Dr. Moore's book, Better Late Than Early, did advocate for what people now call "unschooling" but only up to the age that the child is developmentally ready to start formal schooling. So that would be age 8, 9 or 10 depending on the child. He didn't mention homeschooling at all in the book or about teaching them anything formal at home. He said to just let them be children until you put them into the age-appropriate grade. Now that he advocates for homeschooling, he says that some children should not start formal schooling until age 12. I think it really depends on the child and what their learning style is. I have been unschooling so far (although I dabbled in little bits of formal teaching). My son will be 12 this month.
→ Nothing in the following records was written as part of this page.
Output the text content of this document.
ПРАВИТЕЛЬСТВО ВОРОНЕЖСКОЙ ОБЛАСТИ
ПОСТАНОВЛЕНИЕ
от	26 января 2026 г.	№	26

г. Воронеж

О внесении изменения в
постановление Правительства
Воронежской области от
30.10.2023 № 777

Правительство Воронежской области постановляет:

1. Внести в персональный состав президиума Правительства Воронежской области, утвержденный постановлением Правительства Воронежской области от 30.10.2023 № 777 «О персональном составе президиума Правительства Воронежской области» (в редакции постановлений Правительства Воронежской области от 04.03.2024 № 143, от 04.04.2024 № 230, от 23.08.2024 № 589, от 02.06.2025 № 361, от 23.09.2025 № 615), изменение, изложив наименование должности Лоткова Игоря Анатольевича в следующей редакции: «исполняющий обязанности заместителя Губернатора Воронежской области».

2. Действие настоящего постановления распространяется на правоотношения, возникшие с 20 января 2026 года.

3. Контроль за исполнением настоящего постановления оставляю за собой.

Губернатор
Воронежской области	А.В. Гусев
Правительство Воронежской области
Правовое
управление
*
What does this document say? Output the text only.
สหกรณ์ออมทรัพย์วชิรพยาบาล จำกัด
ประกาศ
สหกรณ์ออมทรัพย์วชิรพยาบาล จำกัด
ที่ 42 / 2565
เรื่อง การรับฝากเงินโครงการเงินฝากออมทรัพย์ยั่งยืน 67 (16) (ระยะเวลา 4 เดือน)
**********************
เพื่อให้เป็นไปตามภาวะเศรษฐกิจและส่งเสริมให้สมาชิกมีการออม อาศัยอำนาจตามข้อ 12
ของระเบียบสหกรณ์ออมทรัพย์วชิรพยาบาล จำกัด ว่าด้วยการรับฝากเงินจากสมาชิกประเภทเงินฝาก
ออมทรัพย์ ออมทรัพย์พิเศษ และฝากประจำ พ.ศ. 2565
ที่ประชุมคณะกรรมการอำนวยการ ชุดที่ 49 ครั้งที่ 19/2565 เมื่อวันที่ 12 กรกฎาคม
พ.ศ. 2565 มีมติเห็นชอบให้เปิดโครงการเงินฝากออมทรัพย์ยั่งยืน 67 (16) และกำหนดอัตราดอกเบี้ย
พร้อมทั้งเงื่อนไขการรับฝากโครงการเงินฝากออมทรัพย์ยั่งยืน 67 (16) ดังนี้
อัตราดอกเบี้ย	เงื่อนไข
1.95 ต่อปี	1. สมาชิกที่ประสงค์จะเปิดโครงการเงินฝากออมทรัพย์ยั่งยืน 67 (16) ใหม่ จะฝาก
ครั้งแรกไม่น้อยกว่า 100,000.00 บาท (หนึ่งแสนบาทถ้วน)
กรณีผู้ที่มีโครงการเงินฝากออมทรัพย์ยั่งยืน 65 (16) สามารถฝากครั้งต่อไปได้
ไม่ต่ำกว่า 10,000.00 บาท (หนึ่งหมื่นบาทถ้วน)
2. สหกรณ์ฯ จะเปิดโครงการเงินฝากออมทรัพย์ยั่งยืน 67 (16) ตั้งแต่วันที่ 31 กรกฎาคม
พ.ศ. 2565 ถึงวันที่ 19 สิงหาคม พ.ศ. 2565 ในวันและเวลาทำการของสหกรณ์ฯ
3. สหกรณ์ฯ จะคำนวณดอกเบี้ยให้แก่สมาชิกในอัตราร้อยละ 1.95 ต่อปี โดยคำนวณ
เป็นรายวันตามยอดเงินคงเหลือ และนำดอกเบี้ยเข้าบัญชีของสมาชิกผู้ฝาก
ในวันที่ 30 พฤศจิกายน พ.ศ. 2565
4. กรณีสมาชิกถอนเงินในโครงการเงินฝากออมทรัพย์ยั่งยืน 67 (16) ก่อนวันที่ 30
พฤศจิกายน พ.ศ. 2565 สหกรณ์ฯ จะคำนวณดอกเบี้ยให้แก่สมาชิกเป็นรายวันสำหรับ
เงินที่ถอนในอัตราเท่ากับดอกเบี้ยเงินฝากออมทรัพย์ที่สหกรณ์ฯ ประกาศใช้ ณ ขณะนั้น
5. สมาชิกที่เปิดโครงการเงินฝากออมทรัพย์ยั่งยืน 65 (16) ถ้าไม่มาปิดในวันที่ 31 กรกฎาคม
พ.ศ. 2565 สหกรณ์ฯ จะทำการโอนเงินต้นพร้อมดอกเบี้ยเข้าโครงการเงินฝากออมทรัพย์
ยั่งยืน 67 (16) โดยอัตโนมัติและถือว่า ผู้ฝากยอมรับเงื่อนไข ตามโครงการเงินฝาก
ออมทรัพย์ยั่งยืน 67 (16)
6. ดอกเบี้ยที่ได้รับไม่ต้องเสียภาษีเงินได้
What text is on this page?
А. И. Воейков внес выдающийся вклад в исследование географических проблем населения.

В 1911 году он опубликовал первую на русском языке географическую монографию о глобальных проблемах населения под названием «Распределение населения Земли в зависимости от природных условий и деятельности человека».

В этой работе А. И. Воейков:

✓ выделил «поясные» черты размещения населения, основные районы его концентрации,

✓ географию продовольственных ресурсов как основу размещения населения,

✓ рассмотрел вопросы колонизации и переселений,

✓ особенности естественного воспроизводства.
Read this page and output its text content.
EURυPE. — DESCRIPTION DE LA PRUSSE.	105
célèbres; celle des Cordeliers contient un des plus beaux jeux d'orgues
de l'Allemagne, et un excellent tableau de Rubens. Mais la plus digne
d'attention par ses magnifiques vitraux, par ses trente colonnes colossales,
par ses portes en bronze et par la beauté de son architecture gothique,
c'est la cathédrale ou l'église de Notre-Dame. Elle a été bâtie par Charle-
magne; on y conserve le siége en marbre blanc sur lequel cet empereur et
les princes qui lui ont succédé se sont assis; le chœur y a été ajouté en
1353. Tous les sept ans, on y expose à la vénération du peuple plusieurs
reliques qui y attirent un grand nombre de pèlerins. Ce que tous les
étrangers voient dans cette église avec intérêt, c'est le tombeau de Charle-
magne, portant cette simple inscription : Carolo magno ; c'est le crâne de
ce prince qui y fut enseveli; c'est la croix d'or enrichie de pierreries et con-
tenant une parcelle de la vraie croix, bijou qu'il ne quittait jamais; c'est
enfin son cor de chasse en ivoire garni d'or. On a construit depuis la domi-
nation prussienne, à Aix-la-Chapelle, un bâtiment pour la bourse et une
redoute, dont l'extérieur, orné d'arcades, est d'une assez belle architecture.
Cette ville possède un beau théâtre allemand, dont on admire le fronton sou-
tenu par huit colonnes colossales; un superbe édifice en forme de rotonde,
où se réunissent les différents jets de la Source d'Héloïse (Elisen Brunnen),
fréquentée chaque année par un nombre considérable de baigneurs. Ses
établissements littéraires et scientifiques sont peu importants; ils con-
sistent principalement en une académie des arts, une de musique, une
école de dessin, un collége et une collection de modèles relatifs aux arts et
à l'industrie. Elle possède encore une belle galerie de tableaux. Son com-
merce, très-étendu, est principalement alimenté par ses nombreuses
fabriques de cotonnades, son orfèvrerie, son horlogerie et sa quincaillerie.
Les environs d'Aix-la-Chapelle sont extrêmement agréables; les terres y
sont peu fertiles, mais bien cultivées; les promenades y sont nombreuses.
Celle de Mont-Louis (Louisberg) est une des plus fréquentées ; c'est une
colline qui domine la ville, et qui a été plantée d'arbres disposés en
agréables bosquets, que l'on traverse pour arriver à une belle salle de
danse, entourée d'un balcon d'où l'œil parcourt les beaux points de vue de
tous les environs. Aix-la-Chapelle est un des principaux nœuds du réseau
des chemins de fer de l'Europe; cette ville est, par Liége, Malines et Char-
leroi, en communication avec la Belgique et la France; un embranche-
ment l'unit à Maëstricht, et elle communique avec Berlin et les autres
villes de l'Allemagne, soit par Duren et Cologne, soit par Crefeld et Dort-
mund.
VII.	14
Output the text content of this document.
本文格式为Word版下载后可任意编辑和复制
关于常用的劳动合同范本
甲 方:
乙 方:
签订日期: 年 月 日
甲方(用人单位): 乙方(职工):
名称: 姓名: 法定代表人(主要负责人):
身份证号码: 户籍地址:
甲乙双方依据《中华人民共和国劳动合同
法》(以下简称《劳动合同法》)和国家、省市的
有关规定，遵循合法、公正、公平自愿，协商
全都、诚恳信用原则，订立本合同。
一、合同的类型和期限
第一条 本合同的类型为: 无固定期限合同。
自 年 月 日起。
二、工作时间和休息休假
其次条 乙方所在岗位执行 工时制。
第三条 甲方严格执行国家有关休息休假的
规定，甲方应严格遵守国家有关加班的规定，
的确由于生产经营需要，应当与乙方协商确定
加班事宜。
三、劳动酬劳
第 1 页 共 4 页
He is extremely right-brained and so that pushes out his age of starting formal schooling to the latest norm. I will see if or how he progresses to doing more formal work. It is a journey for me, that I modify based on each child and what is best for them.

I see your point. I should have been more clear (comments are limited). I guess I used a "buzz-word". By "no schooling" I meant turning them over to nature without any parental supervision e.g. "Lord of the Flies" or something. I would just distinguish the point that every parent, even while "unschooling", is teaching. Manners, being good, chores etc. are all education and instruction and I lumped that in with "school" and that is definitely different than formal school.

You are right. He did differentiate "formal" education or school. I think, if I remember correctly, that he had evidence that showed children who waited until 10-12 could make up all the years of k-5/ k-6 in a very short time. Maybe two to six months. I think that is because when kids hang around their parents all the time, they just learn and they are confident in their position and love from their family.

Yes. Unschooling is not unparenting.